Securing a unit with Non-Factory Username and Password
Leaving any device set with a factory Username and Password is a big security risk. The JNIOR comes with two factory Administrator accounts. The usernames jnior and admin both have administrative privileges.
It is recommended that the users be modified on the JNIORs to secure them. This is vital for units that are on the open network and have public access. Public access does not mean that they are supposed to be open to the public but rather that they are accessible from anywhere.
List the Users
To see the current users and their privileges, you will use the users command. This command will show you the usernames, their assigned user id and the privileges that they possess.

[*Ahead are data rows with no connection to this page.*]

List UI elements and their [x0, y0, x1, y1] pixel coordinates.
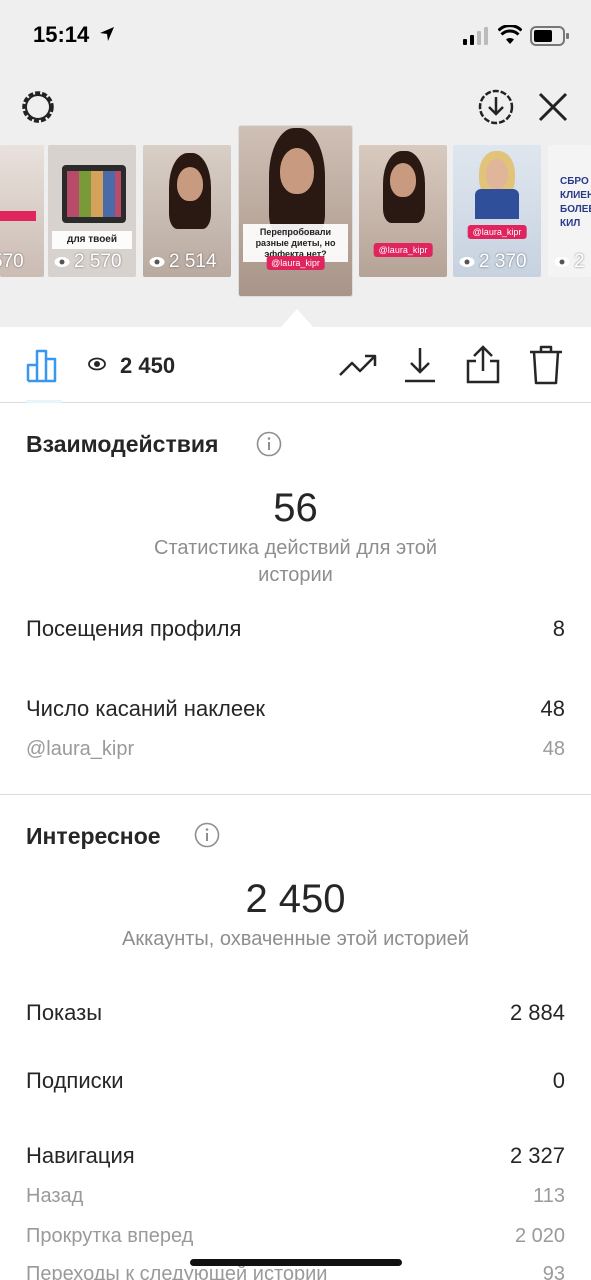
story-views: 2 570 [54, 251, 122, 273]
battery-icon [530, 26, 569, 46]
story-header: 15:14 570 [0, 0, 591, 327]
selected-story-pointer [281, 309, 313, 327]
insights-toolbar: 2 450 [0, 327, 591, 403]
interactions-total: 56 [273, 486, 318, 530]
views-eye-icon [88, 357, 106, 371]
location-arrow-icon [100, 27, 114, 41]
story-thumbnail[interactable]: 2 514 [143, 145, 231, 277]
impressions-label: Показы [26, 1000, 103, 1025]
person-face [486, 159, 508, 189]
interactions-caption: Статистика действий для этой истории [154, 537, 437, 586]
follows-label: Подписки [26, 1068, 124, 1093]
back-value: 113 [533, 1185, 565, 1207]
profile-visits-label: Посещения профиля [26, 616, 242, 641]
navigation-label: Навигация [26, 1143, 135, 1168]
reach-caption: Аккаунты, охваченные этой историей [122, 928, 469, 950]
reach-total: 2 450 [245, 877, 346, 921]
views-count: 2 450 [120, 353, 176, 378]
mention-sticker: @laura_kipr [467, 225, 527, 239]
story-views: 2 370 [459, 251, 527, 273]
promote-trend-icon[interactable] [338, 347, 378, 383]
profile-visits-value: 8 [552, 616, 565, 641]
sticker-taps-label: Число касаний наклеек [26, 696, 265, 721]
mention-sticker: @laura_kipr [266, 256, 325, 270]
sticker-mention-label: @laura_kipr [26, 738, 135, 760]
sticker-bar [0, 211, 36, 221]
story-thumbnail-selected[interactable]: Перепробовали разные диеты, но эффекта н… [239, 126, 352, 296]
follows-value: 0 [552, 1068, 565, 1093]
eye-icon [554, 257, 570, 267]
sticker-mention-value: 48 [542, 738, 565, 760]
cellular-signal-icon [463, 27, 488, 45]
story-views: 2 [554, 251, 585, 273]
mention-sticker: @laura_kipr [373, 243, 433, 257]
story-thumbnail[interactable]: @laura_kipr 2 370 [453, 145, 541, 277]
discovery-title: Интересное [26, 823, 161, 849]
save-story-icon[interactable] [476, 87, 516, 127]
person-face [390, 163, 416, 197]
story-views: 570 [0, 251, 24, 272]
back-label: Назад [26, 1185, 84, 1207]
delete-trash-icon[interactable] [528, 344, 564, 386]
forward-value: 2 020 [514, 1225, 565, 1247]
interactions-title: Взаимодействия [26, 431, 219, 457]
story-thumbnail[interactable]: СБРО КЛИЕН БОЛЕЕ КИЛ 2 [548, 145, 591, 277]
person-jacket [475, 189, 519, 219]
close-icon[interactable] [536, 90, 570, 124]
interactions-info-icon[interactable] [256, 431, 282, 457]
story-thumbnail[interactable]: для твоей 2 570 [48, 145, 136, 277]
status-time: 15:14 [33, 22, 90, 47]
story-caption: для твоей [52, 231, 132, 249]
settings-gear-icon[interactable] [18, 87, 58, 127]
forward-label: Прокрутка вперед [26, 1225, 194, 1247]
story-views: 2 514 [149, 251, 217, 273]
download-icon[interactable] [402, 345, 438, 385]
next-story-value: 93 [542, 1263, 565, 1280]
status-bar: 15:14 [0, 0, 591, 72]
eye-icon [149, 257, 165, 267]
home-indicator[interactable] [190, 1259, 402, 1266]
discovery-info-icon[interactable] [194, 822, 220, 848]
impressions-value: 2 884 [509, 1000, 565, 1025]
insights-bar-chart-icon[interactable] [26, 347, 62, 383]
section-divider [0, 794, 591, 795]
eye-icon [54, 257, 70, 267]
story-thumbnail[interactable]: @laura_kipr [359, 145, 447, 277]
story-thumbnail[interactable]: 570 [0, 145, 44, 277]
eye-icon [459, 257, 475, 267]
eyeshadow-palette-image [62, 165, 126, 223]
active-tab-indicator [26, 400, 62, 403]
sticker-taps-value: 48 [540, 696, 565, 721]
share-icon[interactable] [465, 343, 501, 385]
person-face [280, 148, 314, 194]
navigation-value: 2 327 [509, 1143, 565, 1168]
person-face [177, 167, 203, 201]
wifi-icon [498, 25, 522, 44]
story-caption: СБРО КЛИЕН БОЛЕЕ КИЛ [560, 176, 591, 229]
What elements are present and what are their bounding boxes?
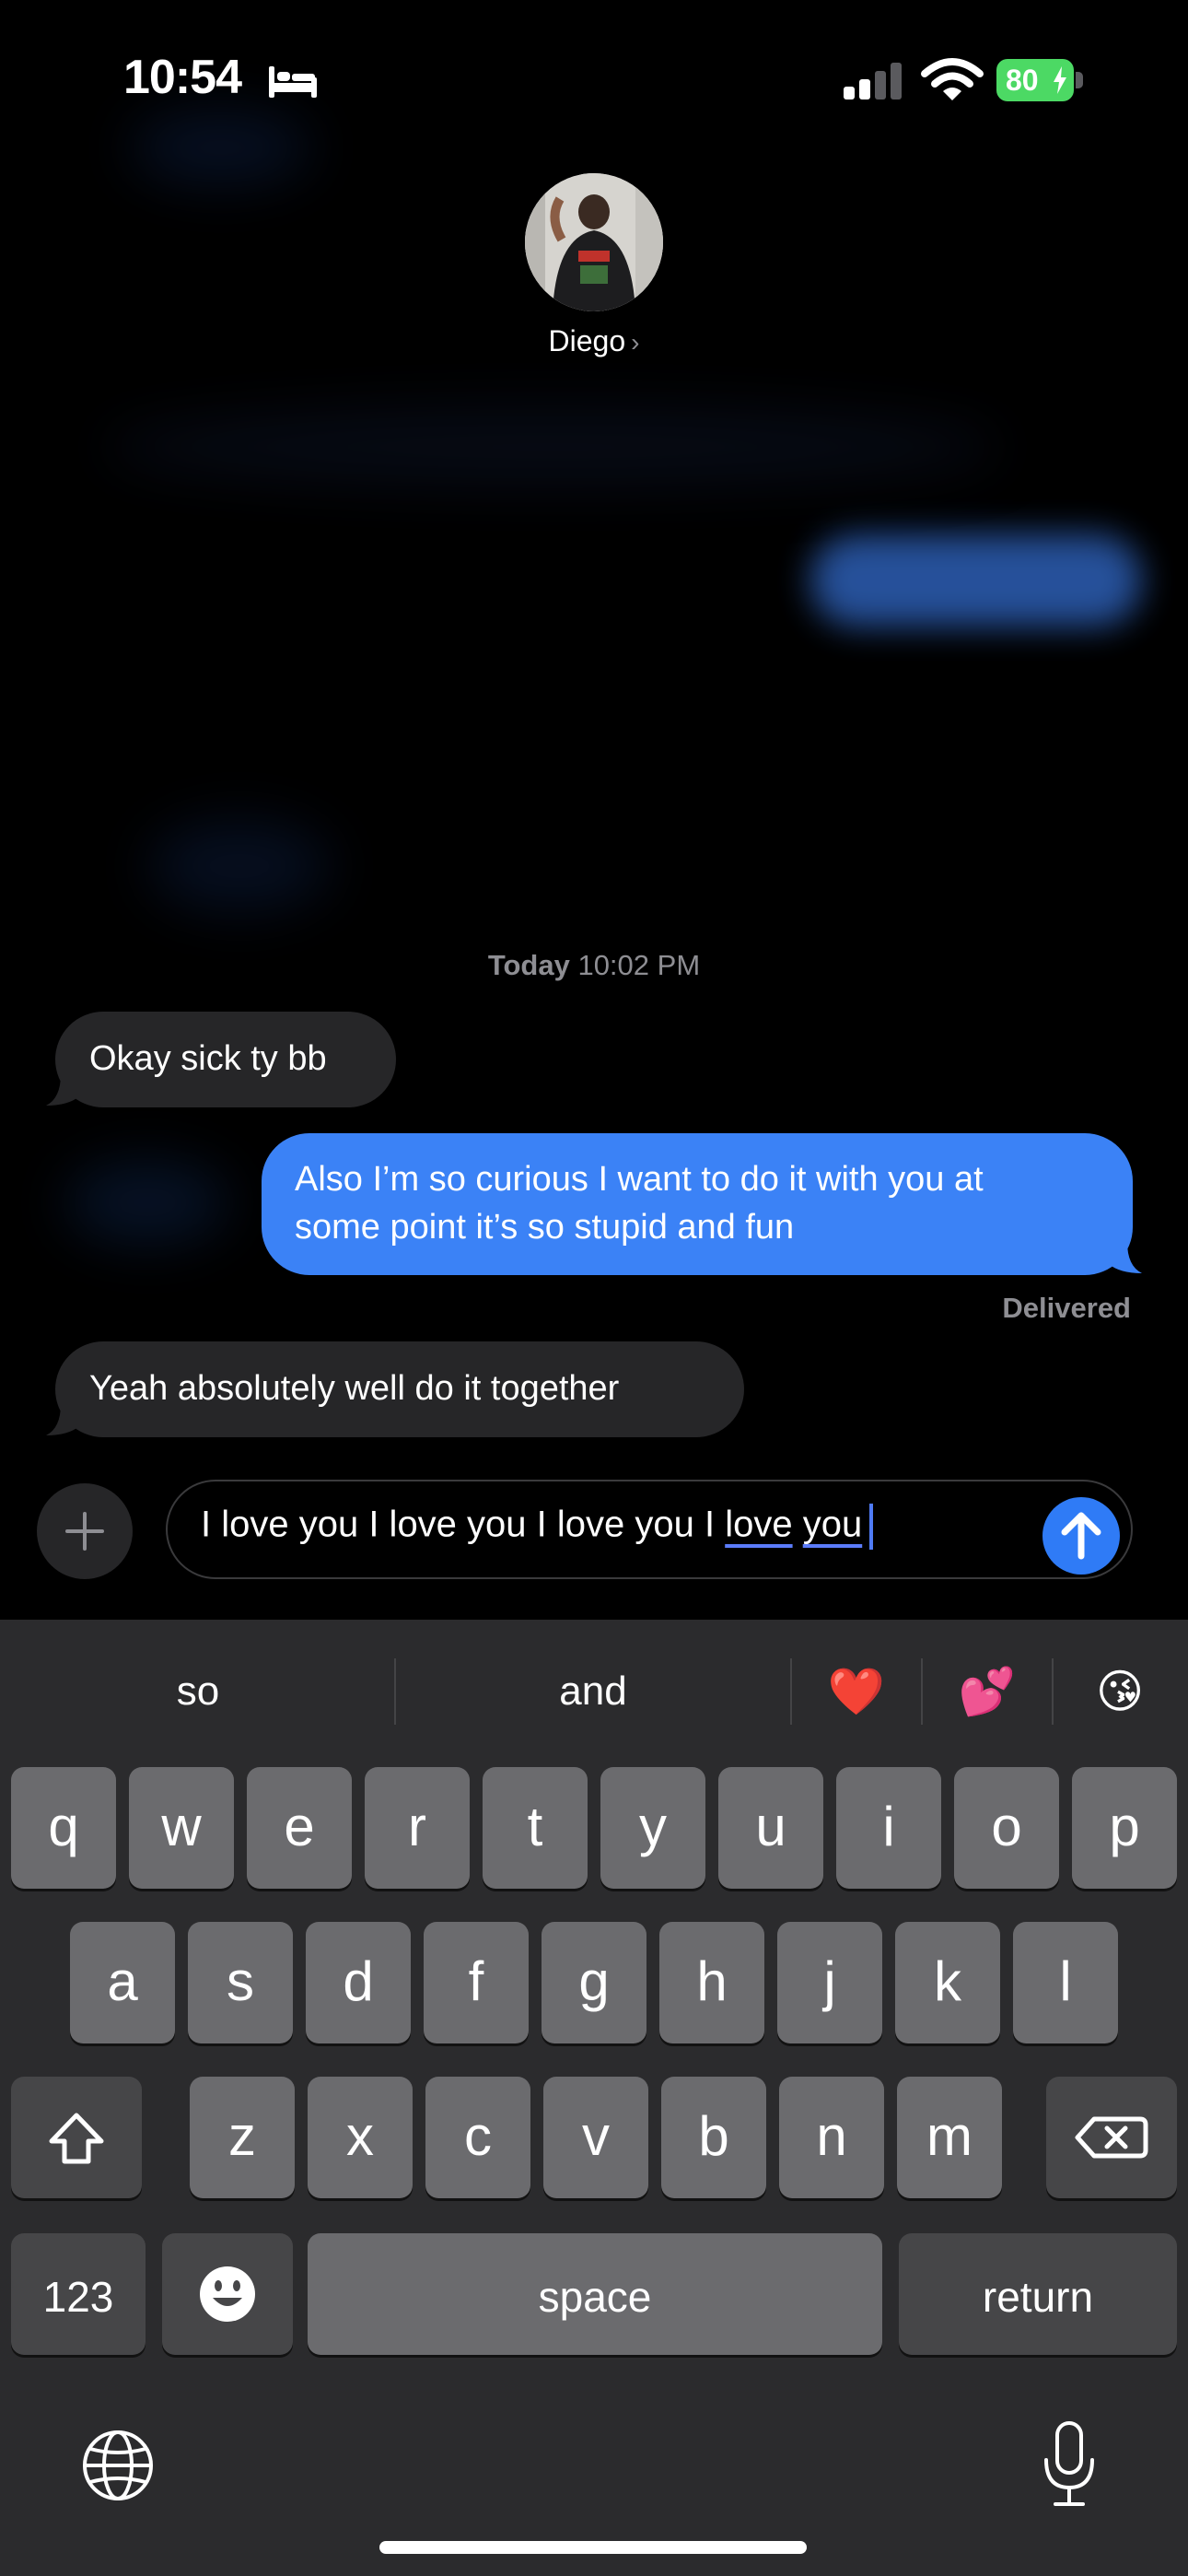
key-p[interactable]: p xyxy=(1072,1767,1177,1889)
globe-icon[interactable] xyxy=(77,2425,158,2506)
shift-icon xyxy=(49,2113,104,2164)
microphone-icon[interactable] xyxy=(1033,2419,1105,2512)
message-input-text[interactable]: I love you I love you I love you I love … xyxy=(201,1504,874,1550)
message-timestamp: Today 10:02 PM xyxy=(487,949,701,981)
prediction-word[interactable]: and xyxy=(411,1658,775,1725)
key-i[interactable]: i xyxy=(836,1767,941,1889)
blurred-background-glow xyxy=(810,534,1142,626)
key-a[interactable]: a xyxy=(70,1922,175,2043)
blurred-background-glow xyxy=(64,1161,230,1244)
key-x[interactable]: x xyxy=(308,2077,413,2198)
message-text: Okay sick ty bb xyxy=(89,1039,327,1078)
key-c[interactable]: c xyxy=(425,2077,530,2198)
return-key[interactable]: return xyxy=(899,2233,1177,2355)
apps-plus-button[interactable] xyxy=(37,1483,133,1579)
key-w[interactable]: w xyxy=(129,1767,234,1889)
avatar-photo xyxy=(525,173,663,311)
send-arrow-icon xyxy=(1061,1512,1101,1560)
key-f[interactable]: f xyxy=(424,1922,529,2043)
key-r[interactable]: r xyxy=(365,1767,470,1889)
wifi-icon xyxy=(921,58,984,100)
contact-name[interactable]: Diego › xyxy=(0,324,1188,358)
key-n[interactable]: n xyxy=(779,2077,884,2198)
plus-icon xyxy=(65,1512,104,1551)
key-u[interactable]: u xyxy=(718,1767,823,1889)
delete-icon xyxy=(1075,2116,1148,2159)
bed-icon xyxy=(269,66,317,98)
delete-key[interactable] xyxy=(1046,2077,1177,2198)
send-button[interactable] xyxy=(1042,1497,1120,1575)
battery-icon: 80 xyxy=(996,59,1083,101)
incoming-message-bubble[interactable]: Yeah absolutely well do it together xyxy=(46,1341,744,1437)
outgoing-message-bubble[interactable]: Also I’m so curious I want to do it with… xyxy=(262,1133,1142,1275)
emoji-face-icon xyxy=(200,2266,255,2322)
key-s[interactable]: s xyxy=(188,1922,293,2043)
prediction-emoji[interactable]: ❤️ xyxy=(807,1658,906,1725)
chevron-right-icon: › xyxy=(631,328,640,357)
message-text-line: some point it’s so stupid and fun xyxy=(295,1208,795,1247)
key-h[interactable]: h xyxy=(659,1922,764,2043)
text-cursor xyxy=(869,1504,874,1550)
home-indicator[interactable] xyxy=(379,2541,807,2554)
key-k[interactable]: k xyxy=(895,1922,1000,2043)
key-z[interactable]: z xyxy=(190,2077,295,2198)
key-q[interactable]: q xyxy=(11,1767,116,1889)
contact-avatar[interactable] xyxy=(525,173,663,311)
message-text-line: Also I’m so curious I want to do it with… xyxy=(295,1160,984,1199)
key-b[interactable]: b xyxy=(661,2077,766,2198)
key-j[interactable]: j xyxy=(777,1922,882,2043)
blurred-background-glow xyxy=(129,111,313,184)
key-m[interactable]: m xyxy=(897,2077,1002,2198)
prediction-emoji[interactable]: 😘 xyxy=(1068,1658,1171,1725)
key-d[interactable]: d xyxy=(306,1922,411,2043)
key-e[interactable]: e xyxy=(247,1767,352,1889)
signal-icon xyxy=(844,63,902,100)
key-l[interactable]: l xyxy=(1013,1922,1118,2043)
key-y[interactable]: y xyxy=(600,1767,705,1889)
delivered-status: Delivered xyxy=(1002,1292,1131,1324)
numbers-key[interactable]: 123 xyxy=(11,2233,146,2355)
key-g[interactable]: g xyxy=(542,1922,646,2043)
charging-bolt-icon xyxy=(1054,66,1066,94)
emoji-key[interactable] xyxy=(162,2233,293,2355)
shift-key[interactable] xyxy=(11,2077,142,2198)
blurred-background-glow xyxy=(147,820,332,912)
incoming-message-bubble[interactable]: Okay sick ty bb xyxy=(46,1012,396,1107)
prediction-emoji[interactable]: 💕 xyxy=(938,1658,1037,1725)
key-t[interactable]: t xyxy=(483,1767,588,1889)
blurred-background-glow xyxy=(101,405,1004,488)
space-key[interactable]: space xyxy=(308,2233,882,2355)
key-o[interactable]: o xyxy=(954,1767,1059,1889)
key-v[interactable]: v xyxy=(543,2077,648,2198)
prediction-word[interactable]: so xyxy=(18,1658,378,1725)
message-text: Yeah absolutely well do it together xyxy=(89,1369,620,1408)
status-time: 10:54 xyxy=(123,51,242,104)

Change the password for the current user
The simplest change that you can make to secure your unit is to change the password of one of the factory administrator accounts. To do this you will log in to the one you want to change and use the passwd command. You will be prompted for the current password and then twice for the new password. The password requirement is very relaxed but you are encouraged to create a strong password.
Create a new user
We need to create a new administrator account so that we can disable the factory users. Using the useradd command with the -a option will create a new user with administrator privileges. You will be prompted for the new password twice. The password requirement is very relaxed but you are encouraged to create a strong password. After the user is created you can execute the users command again to see the results.
Disable the Admin account
To disable an account you will use the usermod command. This command modifies the privileges for the given user. To disable the admin account you will type usermod +d admin. Then you can execute the users command again to see the result.
Change the current user
After creating the new user you will want to switch to it so that modifications can be made to the user account that was logged in while the new user was created. You will do this by closing the command line connection. This will log you out from the current user. Then reconnect using the new user and the new credentials. You can see what the current user account is by using the whoami command. Next, you can then modify the privileges of the user that was used to create the new account.
Things to watch out for
You MUST have at least one admin account on the JNIOR. If you try to do so, you will simply be told that you cannot remove that user.
You also cannot remove admin privileges from the user that you are logged in as while performing that operation. If you try to do that you will be told that you cannot alter the current account.
What to do if the admin credentials are forgotten
If you lose the credentials then the only option is SAFE MODE. SAFE MODE will restore the default “jnior” username and password while in SAFE MODE. The accounts will not be altered after exiting SAFE MODE. The requires physical access to the JNIOR.
In order to access SAFE MODE a jumper must be inserted onto the pins accessible through the small opening between the Ethernet connector and the RS-232 Command Port. The unit is then rebooted or powered up. When the command line mode is subsequently accessed either through the serial connection or via the network, “SAFE MODE” will be indicated below the welcome banner. This is the only indication that the mode has been enabled.
The jumper must be removed and the unit must be rebooted in order to exit SAFE MODE.
Note that you may ‘borrow’ a jumper from the N.O./N.C. relay jumpers if you remove the unit’s cover. Do so only if disconnecting that relay will not adversely affect any system connected to it. Use a unused channel if available. Once you are done with SAFE MODE be sure to return the jumper to the original position. Jumpers placed close to the relay output connector are set for Normally Open (N.O.) operation (default).